Cedric Irakiza is a 14-year-old orphan who arrived in Esther’s village about a year ago to live with a foster family. Esther supports all people in the village and monitors new arrivals, as she strives to see that everyone under her care remains healthy.

When Esther heard that Cedric had a persistent cough, she chaperoned his visit to the to the health center for a checkup. At the health center, he was screened for TB and took an HIV test.

The community health workers also do unconventional work to prevent the public from diseases like malaria. On a recent visit to Bugesera district, Vincent Niyindorera, a community health worker, kicked off his shoes and socks and pulled up his trousers to the knees. He was demonstrating how he spends a six-hour night shift, baiting mosquitos to bite him. Then he captures the insects for use in assessing the impact of indoor residual spraying for malaria prevention.

At the end of his shift, he delivers the mosquitoes to a lab where etymologists, Jackie Mupfasoni and Annonciata Kagoyire work to understand the feeding habits of the mosquitoes and collect real-time data of the insects present in the villages.

The laboratory seeks to understand whether the deadly anopheles mosquito is present and whether it contains malaria parasites that can be transmitted to humans. Niyindorera’s work is being used to make prompt policy and programmatic decisions to ensure that no Rwandans die needlessly of disease. His work is helping lead the charge in the fight against a disease that has killed many people in the country.

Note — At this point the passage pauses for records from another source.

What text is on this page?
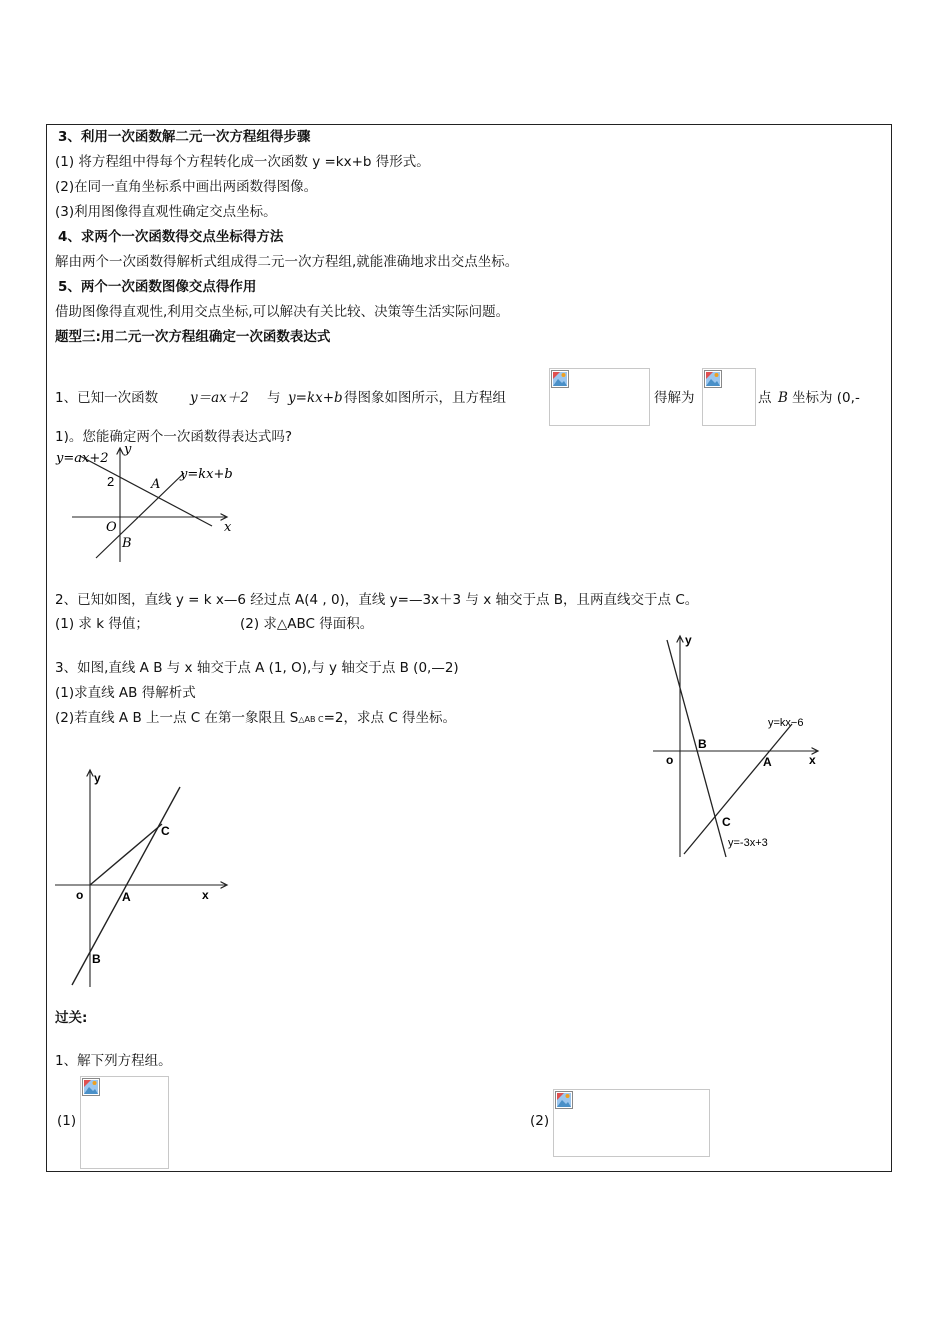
3、利用一次函数解二元一次方程组得步骤
(1) 将方程组中得每个方程转化成一次函数 y =kx+b 得形式。
(2)在同一直角坐标系中画出两函数得图像。
(3)利用图像得直观性确定交点坐标。
4、求两个一次函数得交点坐标得方法
解由两个一次函数得解析式组成得二元一次方程组,就能准确地求出交点坐标。
5、两个一次函数图像交点得作用
借助图像得直观性,利用交点坐标,可以解决有关比较、决策等生活实际问题。
题型三:用二元一次方程组确定一次函数表达式
1、已知一次函数 y＝ax＋2 与 y=kx+b 得图象如图所示，且方程组	得解为	点 B 坐标为 (0,-
1)。您能确定两个一次函数得表达式吗?
y=ax+2
y=kx+b
y
x
2
O
A
B
2、已知如图，直线 y = k x—6 经过点 A(4 , 0)，直线 y=—3x＋3 与 x 轴交于点 B，且两直线交于点 C。
(1) 求 k 得值；	(2) 求△ABC 得面积。
y
x
o
B
A
C
y=kx−6
y=-3x+3
3、如图,直线 A B 与 x 轴交于点 A (1, O),与 y 轴交于点 B (0,—2)
(1)求直线 AB 得解析式
(2)若直线 A B 上一点 C 在第一象限且 S△AB C=2，求点 C 得坐标。
y
x
o	A
B
C
过关:
1、解下列方程组。
(1)	(2)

For all the innovations that have transformed the health of Rwandans, community health workers top the list. These men and women (60% are women) are distributed across the country as the first line of defense against diseases. They educate the public, they treat diseases, they help prevent possible outbreaks.

“We have a health system that is built from the community level, from the household level, a health system that focuses more on the preventive element as opposed to the curative side, says Dr. Gashumba. “We have decentralized everything to make sure that services are close to the people.”

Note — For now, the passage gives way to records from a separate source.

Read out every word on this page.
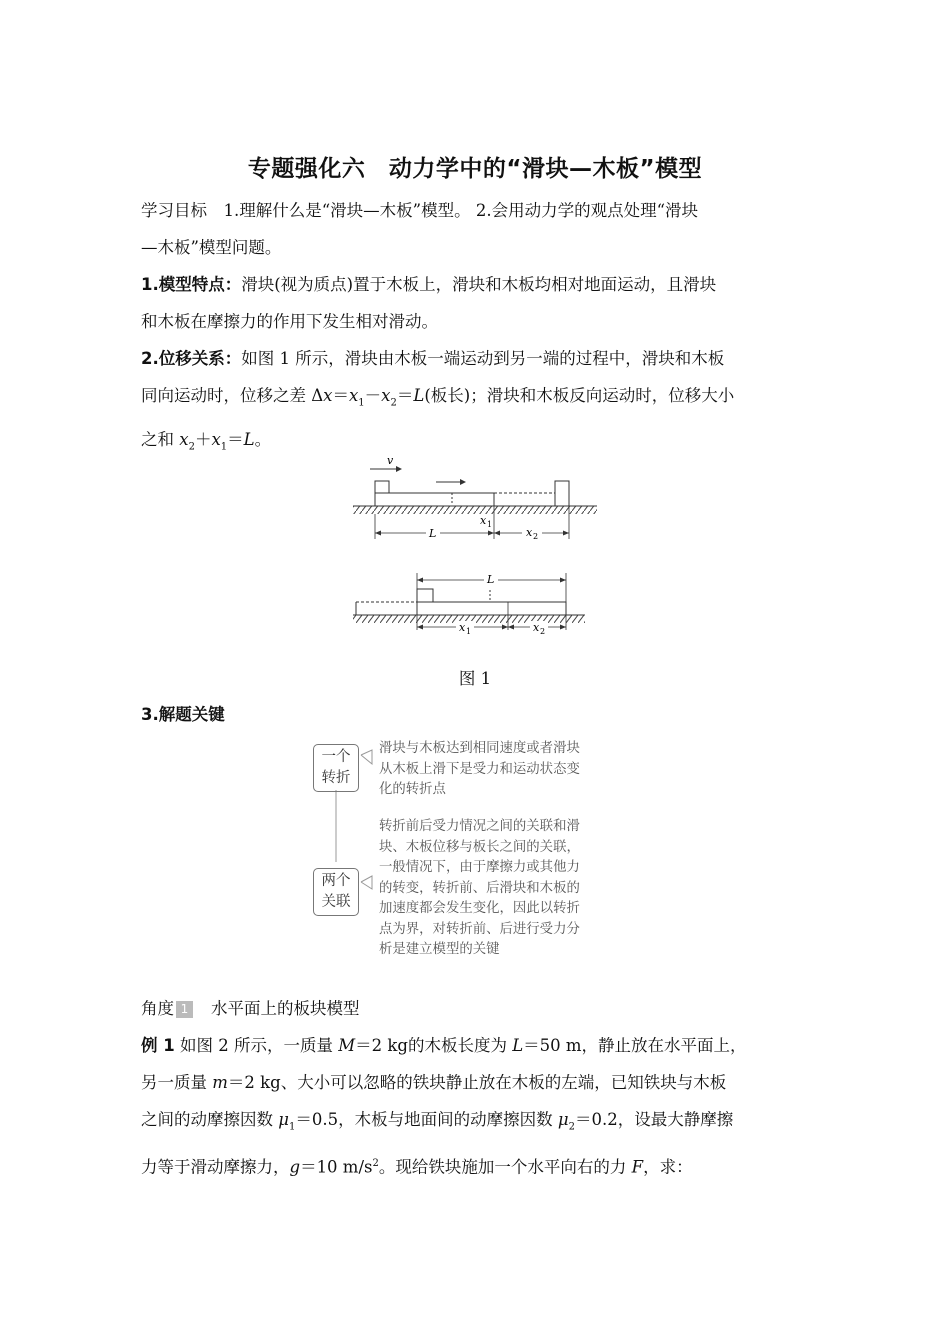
专题强化六　动力学中的“滑块—木板”模型
学习目标　1.理解什么是“滑块—木板”模型。 2.会用动力学的观点处理“滑块
—木板”模型问题。
1.模型特点：滑块(视为质点)置于木板上，滑块和木板均相对地面运动，且滑块
和木板在摩擦力的作用下发生相对滑动。
2.位移关系：如图 1 所示，滑块由木板一端运动到另一端的过程中，滑块和木板
同向运动时，位移之差 $\Delta x=x_1-x_2=L$(板长)；滑块和木板反向运动时，位移大小
之和 $x_2+x_1=L$。
v
x 1
L	x 2
L
x 1	x 2
图 1
3.解题关键
一个
转折
滑块与木板达到相同速度或者滑块
从木板上滑下是受力和运动状态变
化的转折点
两个
关联
转折前后受力情况之间的关联和滑
块、木板位移与板长之间的关联，
一般情况下，由于摩擦力或其他力
的转变，转折前、后滑块和木板的
加速度都会发生变化，因此以转折
点为界，对转折前、后进行受力分
析是建立模型的关键
角度 1 水平面上的板块模型
例 1 如图 2 所示，一质量 M＝2 kg的木板长度为 L＝50 m，静止放在水平面上，
另一质量 m＝2 kg、大小可以忽略的铁块静止放在木板的左端，已知铁块与木板
之间的动摩擦因数 $\mu_1=0.5$，木板与地面间的动摩擦因数 $\mu_2=0.2$，设最大静摩擦
力等于滑动摩擦力，g＝10 $m/s^2$。现给铁块施加一个水平向右的力 F，求：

At a busy border crossing between Rwanda and the Democratic Republic of Congo (DRC), health workers and leaders have taken action to prevent the Ebola virus from entering the country. The whole region has been on high alert since the Ebola outbreak that has killed more than 2,000 people in the DRC.

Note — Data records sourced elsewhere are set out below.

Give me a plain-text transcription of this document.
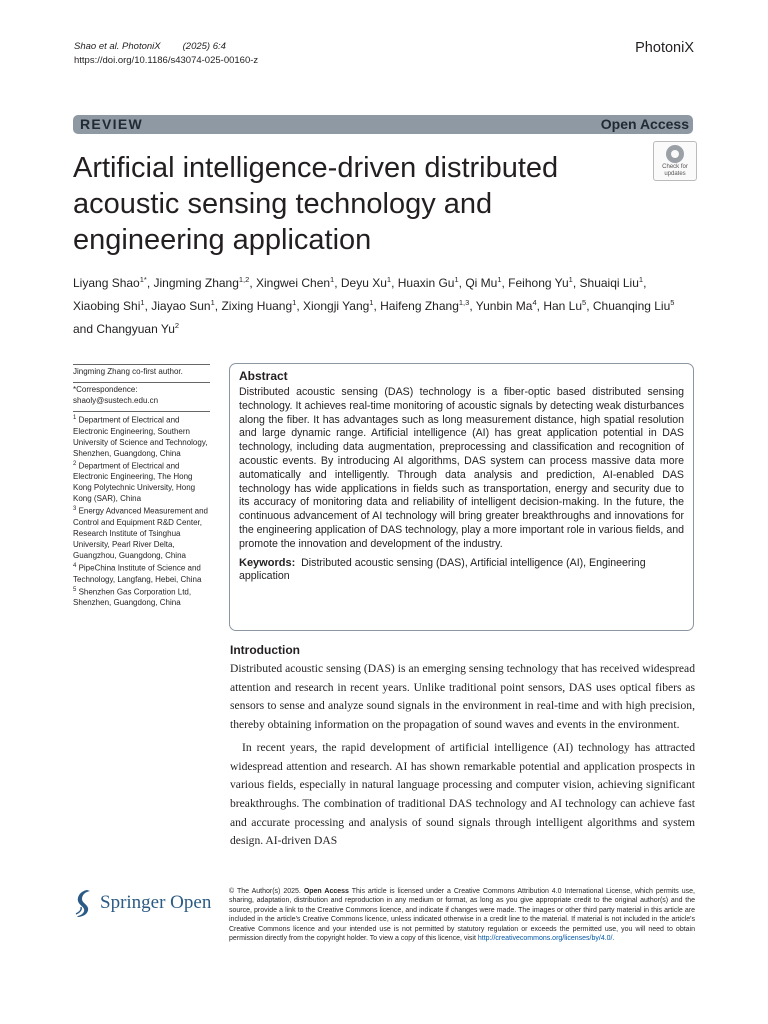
Shao et al. PhotoniX (2025) 6:4
https://doi.org/10.1186/s43074-025-00160-z
PhotoniX
REVIEW	Open Access
Artificial intelligence-driven distributed acoustic sensing technology and engineering application
Check for
updates
Liyang Shao$^{1*}$, Jingming Zhang$^{1,2}$, Xingwei Chen$^1$, Deyu Xu$^1$, Huaxin Gu$^1$, Qi Mu$^1$, Feihong Yu$^1$, Shuaiqi Liu$^1$, Xiaobing Shi$^1$, Jiayao Sun$^1$, Zixing Huang$^1$, Xiongji Yang$^1$, Haifeng Zhang$^{1,3}$, Yunbin Ma$^4$, Han Lu$^5$, Chuanqing Liu$^5$ and Changyuan Yu$^2$
Jingming Zhang co-first author.
*Correspondence:
shaoly@sustech.edu.cn
$^1$ Department of Electrical and Electronic Engineering, Southern University of Science and Technology, Shenzhen, Guangdong, China
$^2$ Department of Electrical and Electronic Engineering, The Hong Kong Polytechnic University, Hong Kong (SAR), China
$^3$ Energy Advanced Measurement and Control and Equipment R&D Center, Research Institute of Tsinghua University, Pearl River Delta, Guangzhou, Guangdong, China
$^4$ PipeChina Institute of Science and Technology, Langfang, Hebei, China
$^5$ Shenzhen Gas Corporation Ltd, Shenzhen, Guangdong, China
Abstract
Distributed acoustic sensing (DAS) technology is a fiber-optic based distributed sensing technology. It achieves real-time monitoring of acoustic signals by detecting weak disturbances along the fiber. It has advantages such as long measurement distance, high spatial resolution and large dynamic range. Artificial intelligence (AI) has great application potential in DAS technology, including data augmentation, preprocessing and classification and recognition of acoustic events. By introducing AI algorithms, DAS system can process massive data more automatically and intelligently. Through data analysis and prediction, AI-enabled DAS technology has wide applications in fields such as transportation, energy and security due to its accuracy of monitoring data and reliability of intelligent decision-making. In the future, the continuous advancement of AI technology will bring greater breakthroughs and innovations for the engineering application of DAS technology, play a more important role in various fields, and promote the innovation and development of the industry.
Keywords: Distributed acoustic sensing (DAS), Artificial intelligence (AI), Engineering application
Introduction

Distributed acoustic sensing (DAS) is an emerging sensing technology that has received widespread attention and research in recent years. Unlike traditional point sensors, DAS uses optical fibers as sensors to sense and analyze sound signals in the environment in real-time and with high precision, thereby obtaining information on the propagation of sound waves and events in the environment.

In recent years, the rapid development of artificial intelligence (AI) technology has attracted widespread attention and research. AI has shown remarkable potential and application prospects in various fields, especially in natural language processing and computer vision, achieving significant breakthroughs. The combination of traditional DAS technology and AI technology can achieve fast and accurate processing and analysis of sound signals through intelligent algorithms and system design. AI-driven DAS

Springer Open
© The Author(s) 2025. Open Access This article is licensed under a Creative Commons Attribution 4.0 International License, which permits use, sharing, adaptation, distribution and reproduction in any medium or format, as long as you give appropriate credit to the original author(s) and the source, provide a link to the Creative Commons licence, and indicate if changes were made. The images or other third party material in this article are included in the article's Creative Commons licence, unless indicated otherwise in a credit line to the material. If material is not included in the article's Creative Commons licence and your intended use is not permitted by statutory regulation or exceeds the permitted use, you will need to obtain permission directly from the copyright holder. To view a copy of this licence, visit http://creativecommons.org/licenses/by/4.0/.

The genius of the community health work program in Rwanda is that it does not just stop at fighting diseases, it stretches further – serving as a mechanism for firing up local economies. Through cooperatives supported by local governments, the community health workers pool their savings and knowledge to invest in diverse sectors of the economy.

Improved economic outputs create a virtuous cycle with each helping catalyze the development of the other: As the health outcomes of Rwanda improved, the country has experienced a remarkable economic boom – averaging more than 7% growth in the last 10 years. Beautiful smooth roads and sky scrapers are being built at one of the fastest paces in the world.

Rwanda is a new place, one that stands in sharp contrast to the nation that was roiled by genocide 25 years ago. That difference is not just in economic progress but also in a new generation of young people that sees itself as citizens of a nation, not members of this or that ethnic group. Rose Yambabariye, 22, who is a student employed to keep the books of the community health workers at the mall in Karongi captures that change succinctly, “Today, we do not have Tutsis or Hutus. We are all Rwandans.”